La rosa di Westminster di 6Rimbaud
Tra le grandi cose prodotte dalla mano dell’uomo certamente va ricordata l’abbazia di Westminster. Ma in questa sede non si parlerà propriamente della grandiosa bellezza austera della cattedrale anglicana.
Capitò che mi trovassi a Londra per lavoro, poco tempo fa. Riuscii a ritagliarmi del tempo per andare a vedere una cosa che in pochi conoscono.
Anni prima, in Italia, avevo conosciuto una ragazza giapponese appassionata di architettura e fotografa di professione.
Mi fece vedere la fotografia – una sua fotografia – di una piccola mattonella in ceramica raffigurante una rosa bianca su sfondo blu. L’immagine era molto nitida e talmente esatta da farmi volere toccare quel piccolo capolavoro. Quella rosa – mi disse – la potevo vedere a Londra, all’interno del chiostro a cui è possibile accedere dalla navata destra dell’abbazia di Westminster.
Questa è una di quelle classiche storielle da nulla. Una goccia nell’oceano dell’esistenza che con l’andare degli anni tende a sciogliersi nella memoria. Eppure non mi sono mai dimenticato di quell’immagine e mi sono ripromesso di andarla a cercare, almeno una volta nella vita.
E così, la mattina presto di un giorno in cui mi ero deciso che avrei potuto dedicarmi a questa ricerca, m’incamminai verso il luogo designato.
All’esterno l’abbazia si presenta come tante altre cattedrali gotiche: un’idea di sviluppo verticale, amplificato dal marmo chiaro e dalle innumerevoli guglie e statue che ne proiettano la struttura verso il cielo.
Per la verità Westminster ha una pianta davvero originale, quasi unica. Non ha la tipica forma a croce. O meglio, ce l’avrebbe, ma elementi complementari alla sua struttura originaria ne rendono la visione dall’alto – e dal lato – più massiccia di quanto i canoni dovrebbero consentire.
Entrai dall’ingresso principale. Entrai in silenzio, quasi in punta di piedi, come viene naturale fare quando si entra in una chiesa.
Non mi diressi subito verso il chiostro. Passeggiai per tutta la navata principale per arrivare all’abside, avendo cura di non calpestare – per quanto possibile – le salme delle più illustri personalità inglesi incastonate sotto terra.
In effetti il pavimento è letteralmente costellato da un numero imprecisato di tombe, accatastate una accanto all’altra e levigate, negli anni, dal passaggio dei numerosi visitatori.
Terminato il giro da turista, cercai con lo sguardo il pertugio per il chiostro e vi entrai.
Se l’interno dell’abbazia ha davvero un aspetto austero e solenne, il chiostro – per sua natura aperto al cielo – si presenta come un luogo lontano dal tempo. Vi si respira un’aria di quiete pastorale. Il che è incredibile se si pensa che siamo nel bel mezzo di una grande metropoli.
Nell’atmosfera idilliaca di quel luogo luminoso – aiutato dalla presenza di un quadrato di erba verdissima perfettamente incastrata al centro dei quattro lati del porticato – non dovetti perdere troppo tempo per trovare quello che andavo cercando e mi imbattei quasi subito nella tanto attesa mattonella di ceramica.

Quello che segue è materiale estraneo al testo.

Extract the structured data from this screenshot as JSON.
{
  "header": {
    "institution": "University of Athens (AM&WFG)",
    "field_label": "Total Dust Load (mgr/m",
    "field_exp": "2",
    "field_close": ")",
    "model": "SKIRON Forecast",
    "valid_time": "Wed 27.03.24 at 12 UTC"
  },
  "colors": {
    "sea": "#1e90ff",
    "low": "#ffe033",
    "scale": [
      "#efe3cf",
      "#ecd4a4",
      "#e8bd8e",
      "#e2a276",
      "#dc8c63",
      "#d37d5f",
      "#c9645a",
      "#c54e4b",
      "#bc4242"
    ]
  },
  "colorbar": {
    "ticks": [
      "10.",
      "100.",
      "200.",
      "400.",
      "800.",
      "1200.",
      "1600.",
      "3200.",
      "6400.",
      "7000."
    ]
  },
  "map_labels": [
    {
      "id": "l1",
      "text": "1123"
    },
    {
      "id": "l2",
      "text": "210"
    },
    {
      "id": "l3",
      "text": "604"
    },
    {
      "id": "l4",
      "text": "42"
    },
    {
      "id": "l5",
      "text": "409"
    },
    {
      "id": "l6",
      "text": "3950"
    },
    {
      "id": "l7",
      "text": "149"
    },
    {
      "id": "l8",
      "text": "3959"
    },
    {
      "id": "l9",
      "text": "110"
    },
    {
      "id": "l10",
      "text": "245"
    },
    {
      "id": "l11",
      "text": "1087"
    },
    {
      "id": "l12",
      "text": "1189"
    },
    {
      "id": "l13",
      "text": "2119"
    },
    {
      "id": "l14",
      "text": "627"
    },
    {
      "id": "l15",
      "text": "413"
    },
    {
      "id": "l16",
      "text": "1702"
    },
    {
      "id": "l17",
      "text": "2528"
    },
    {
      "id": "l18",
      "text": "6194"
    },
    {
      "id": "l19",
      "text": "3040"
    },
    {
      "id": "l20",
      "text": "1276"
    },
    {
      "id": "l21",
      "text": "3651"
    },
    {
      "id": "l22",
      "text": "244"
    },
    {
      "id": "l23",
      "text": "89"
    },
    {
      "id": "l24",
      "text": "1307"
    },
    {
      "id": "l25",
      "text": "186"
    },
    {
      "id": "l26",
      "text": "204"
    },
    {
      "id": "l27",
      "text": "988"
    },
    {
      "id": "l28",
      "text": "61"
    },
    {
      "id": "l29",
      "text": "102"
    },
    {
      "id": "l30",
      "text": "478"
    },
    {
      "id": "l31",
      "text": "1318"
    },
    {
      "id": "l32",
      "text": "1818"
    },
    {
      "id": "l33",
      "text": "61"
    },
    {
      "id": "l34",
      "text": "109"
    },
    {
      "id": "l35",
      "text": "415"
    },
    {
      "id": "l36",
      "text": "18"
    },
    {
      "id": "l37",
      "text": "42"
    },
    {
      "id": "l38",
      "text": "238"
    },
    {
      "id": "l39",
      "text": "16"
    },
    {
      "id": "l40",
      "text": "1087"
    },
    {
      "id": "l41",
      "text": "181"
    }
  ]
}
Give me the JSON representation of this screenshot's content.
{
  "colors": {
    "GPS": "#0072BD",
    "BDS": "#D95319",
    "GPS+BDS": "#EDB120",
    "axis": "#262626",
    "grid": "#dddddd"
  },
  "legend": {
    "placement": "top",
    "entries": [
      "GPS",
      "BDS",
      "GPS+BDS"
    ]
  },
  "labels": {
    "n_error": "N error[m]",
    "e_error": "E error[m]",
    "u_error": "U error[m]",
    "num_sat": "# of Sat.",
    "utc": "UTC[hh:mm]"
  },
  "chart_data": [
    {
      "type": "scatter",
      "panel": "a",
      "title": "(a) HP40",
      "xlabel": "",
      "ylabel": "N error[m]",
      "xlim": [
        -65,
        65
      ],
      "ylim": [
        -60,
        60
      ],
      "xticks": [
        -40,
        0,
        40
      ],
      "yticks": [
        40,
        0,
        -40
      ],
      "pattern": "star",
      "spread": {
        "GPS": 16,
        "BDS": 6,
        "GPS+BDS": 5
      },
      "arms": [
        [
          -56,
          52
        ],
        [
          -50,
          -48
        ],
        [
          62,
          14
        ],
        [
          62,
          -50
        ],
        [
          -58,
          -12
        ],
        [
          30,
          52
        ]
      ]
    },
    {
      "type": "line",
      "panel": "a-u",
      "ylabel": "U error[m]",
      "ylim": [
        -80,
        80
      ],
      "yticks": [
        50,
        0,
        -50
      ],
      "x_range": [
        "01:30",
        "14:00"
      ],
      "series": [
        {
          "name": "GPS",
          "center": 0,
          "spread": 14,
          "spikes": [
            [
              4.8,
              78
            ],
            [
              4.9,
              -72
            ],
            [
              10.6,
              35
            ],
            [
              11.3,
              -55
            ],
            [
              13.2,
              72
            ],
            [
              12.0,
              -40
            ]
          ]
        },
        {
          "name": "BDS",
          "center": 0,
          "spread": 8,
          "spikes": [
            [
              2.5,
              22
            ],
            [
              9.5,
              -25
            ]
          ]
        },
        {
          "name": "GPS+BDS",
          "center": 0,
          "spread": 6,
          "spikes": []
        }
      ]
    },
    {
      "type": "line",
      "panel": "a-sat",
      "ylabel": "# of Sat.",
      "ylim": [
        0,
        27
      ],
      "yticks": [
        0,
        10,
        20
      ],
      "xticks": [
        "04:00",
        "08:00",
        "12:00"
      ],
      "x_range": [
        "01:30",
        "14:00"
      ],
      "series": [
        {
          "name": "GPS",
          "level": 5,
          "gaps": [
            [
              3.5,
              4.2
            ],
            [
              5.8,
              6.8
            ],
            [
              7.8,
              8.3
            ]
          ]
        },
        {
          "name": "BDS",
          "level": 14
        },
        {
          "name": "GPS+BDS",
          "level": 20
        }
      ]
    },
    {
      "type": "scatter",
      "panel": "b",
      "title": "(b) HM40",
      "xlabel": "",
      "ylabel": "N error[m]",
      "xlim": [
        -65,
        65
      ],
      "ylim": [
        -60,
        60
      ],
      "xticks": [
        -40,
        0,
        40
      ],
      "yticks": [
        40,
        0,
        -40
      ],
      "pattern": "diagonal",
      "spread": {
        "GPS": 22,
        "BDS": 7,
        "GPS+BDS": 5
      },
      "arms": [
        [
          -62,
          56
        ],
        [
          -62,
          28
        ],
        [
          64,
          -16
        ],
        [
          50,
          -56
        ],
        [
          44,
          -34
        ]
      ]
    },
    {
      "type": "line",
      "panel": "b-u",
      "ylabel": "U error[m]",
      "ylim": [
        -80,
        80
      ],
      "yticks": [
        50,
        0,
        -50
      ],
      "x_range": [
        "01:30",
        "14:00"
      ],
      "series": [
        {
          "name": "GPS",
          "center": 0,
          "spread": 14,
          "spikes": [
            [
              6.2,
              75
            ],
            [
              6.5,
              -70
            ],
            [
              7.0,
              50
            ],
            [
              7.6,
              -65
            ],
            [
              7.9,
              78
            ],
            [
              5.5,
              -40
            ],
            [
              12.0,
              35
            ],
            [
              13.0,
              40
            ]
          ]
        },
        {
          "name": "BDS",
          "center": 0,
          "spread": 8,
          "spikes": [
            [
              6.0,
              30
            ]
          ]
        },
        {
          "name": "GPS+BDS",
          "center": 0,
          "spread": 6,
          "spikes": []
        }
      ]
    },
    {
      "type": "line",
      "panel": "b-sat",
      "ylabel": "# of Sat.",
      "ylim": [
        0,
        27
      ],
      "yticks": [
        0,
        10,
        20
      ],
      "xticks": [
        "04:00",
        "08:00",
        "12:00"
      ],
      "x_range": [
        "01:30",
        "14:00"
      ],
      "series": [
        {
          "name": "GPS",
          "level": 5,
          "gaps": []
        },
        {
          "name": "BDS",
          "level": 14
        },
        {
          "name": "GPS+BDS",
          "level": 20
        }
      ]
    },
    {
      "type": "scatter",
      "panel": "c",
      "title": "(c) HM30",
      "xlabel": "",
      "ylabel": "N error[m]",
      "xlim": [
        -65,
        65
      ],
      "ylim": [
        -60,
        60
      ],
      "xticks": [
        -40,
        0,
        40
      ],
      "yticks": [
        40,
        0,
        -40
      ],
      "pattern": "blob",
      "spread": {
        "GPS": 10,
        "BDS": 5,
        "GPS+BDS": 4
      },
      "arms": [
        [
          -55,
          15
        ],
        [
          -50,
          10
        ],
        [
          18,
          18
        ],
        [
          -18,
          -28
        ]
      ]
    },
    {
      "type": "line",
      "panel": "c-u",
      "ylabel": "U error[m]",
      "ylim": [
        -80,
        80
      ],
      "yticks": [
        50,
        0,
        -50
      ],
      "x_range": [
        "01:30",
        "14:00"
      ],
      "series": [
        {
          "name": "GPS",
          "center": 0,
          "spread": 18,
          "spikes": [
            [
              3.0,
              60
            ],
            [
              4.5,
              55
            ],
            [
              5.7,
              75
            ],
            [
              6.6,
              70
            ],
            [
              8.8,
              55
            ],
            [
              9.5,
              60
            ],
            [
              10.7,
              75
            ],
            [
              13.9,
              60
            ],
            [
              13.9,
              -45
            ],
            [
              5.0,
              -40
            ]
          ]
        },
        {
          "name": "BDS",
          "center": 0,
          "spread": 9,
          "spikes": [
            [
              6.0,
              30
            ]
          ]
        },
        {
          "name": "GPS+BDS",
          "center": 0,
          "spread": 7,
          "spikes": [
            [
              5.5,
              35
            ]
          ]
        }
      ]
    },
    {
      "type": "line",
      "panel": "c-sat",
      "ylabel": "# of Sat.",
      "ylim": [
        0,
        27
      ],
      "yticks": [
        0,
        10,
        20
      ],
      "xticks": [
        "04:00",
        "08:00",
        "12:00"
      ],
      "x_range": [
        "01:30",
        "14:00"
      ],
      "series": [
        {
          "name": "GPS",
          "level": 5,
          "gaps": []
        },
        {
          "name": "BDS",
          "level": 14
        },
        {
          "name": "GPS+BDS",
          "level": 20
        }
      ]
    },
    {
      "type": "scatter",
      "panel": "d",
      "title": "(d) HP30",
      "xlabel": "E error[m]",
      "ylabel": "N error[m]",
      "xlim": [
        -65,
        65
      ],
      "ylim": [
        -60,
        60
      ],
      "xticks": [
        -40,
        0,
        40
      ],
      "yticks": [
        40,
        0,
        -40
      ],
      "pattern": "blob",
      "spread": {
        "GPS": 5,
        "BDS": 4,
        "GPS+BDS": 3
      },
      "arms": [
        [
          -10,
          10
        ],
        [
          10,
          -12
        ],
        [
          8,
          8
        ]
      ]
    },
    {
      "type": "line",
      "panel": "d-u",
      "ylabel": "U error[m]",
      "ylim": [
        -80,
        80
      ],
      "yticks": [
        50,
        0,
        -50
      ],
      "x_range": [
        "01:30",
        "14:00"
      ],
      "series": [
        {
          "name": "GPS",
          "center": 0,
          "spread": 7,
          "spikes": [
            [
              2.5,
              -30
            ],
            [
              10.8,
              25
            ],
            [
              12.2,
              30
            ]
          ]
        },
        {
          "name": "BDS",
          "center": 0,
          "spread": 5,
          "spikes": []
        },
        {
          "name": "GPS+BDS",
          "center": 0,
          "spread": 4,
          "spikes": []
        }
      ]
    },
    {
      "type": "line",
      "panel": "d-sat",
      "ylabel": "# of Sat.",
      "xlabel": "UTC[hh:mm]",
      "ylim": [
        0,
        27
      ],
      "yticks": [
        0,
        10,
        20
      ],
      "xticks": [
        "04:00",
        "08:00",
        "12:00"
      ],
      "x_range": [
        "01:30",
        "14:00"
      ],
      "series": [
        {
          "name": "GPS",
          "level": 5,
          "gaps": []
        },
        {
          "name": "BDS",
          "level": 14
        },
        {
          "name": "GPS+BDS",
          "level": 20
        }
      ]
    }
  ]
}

Mi piacerebbe poter raccontare di aver trovato una ragazza intenta a fotografarla, ma la vita non è un romanzo e dovetti accontentarmi di contemplare quella piccola meraviglia senza compagnia.
L’immagine era esattamente come me la ricordavo; persino più bella. I suoi contorni squadrati saranno stati non più grandi del palmo della mia mano.
Rimasi qualche minuto a fissare la figura, e la piccola grande bellezza che sprigionava.
La superficie della ceramica era lucida, quasi come se nessuno avesse mai osato mettere un piede sopra di essa. La rosa era lì da chissà quanti secoli e mi ritenni fortunato di potere averla vista almeno una volta.
Ripensai alla ragazza giapponese – una ragazza dal bel sorriso e dai capelli lunghi e ordinati – e la ringraziai mentalmente.
Naturalmente mi lasciai sfuggire un sorriso e mi resi conto che avrei voluto dirle che avevo davvero dedicato una mattinata per andare a vedere quella piccola rosa; che mi ero fidato ciecamente della ricostruzione logistica della posizione della mattonella. E che l’avevo trovata là, in quel luogo che mi ero figurato tante volte, quasi in attesa del mio passaggio.
Completai il camminamento sotto i portici e mi lasciai alle spalle quel fiore raro, custodito – nella sua fragilità - dalla possenza antica della grande cattedrale. Tornai dentro l’abbazia e, ridestatomi da tutti i pensieri, uscii dall’entrata principale, sempre in silenzio, con un passo un poco più pesante.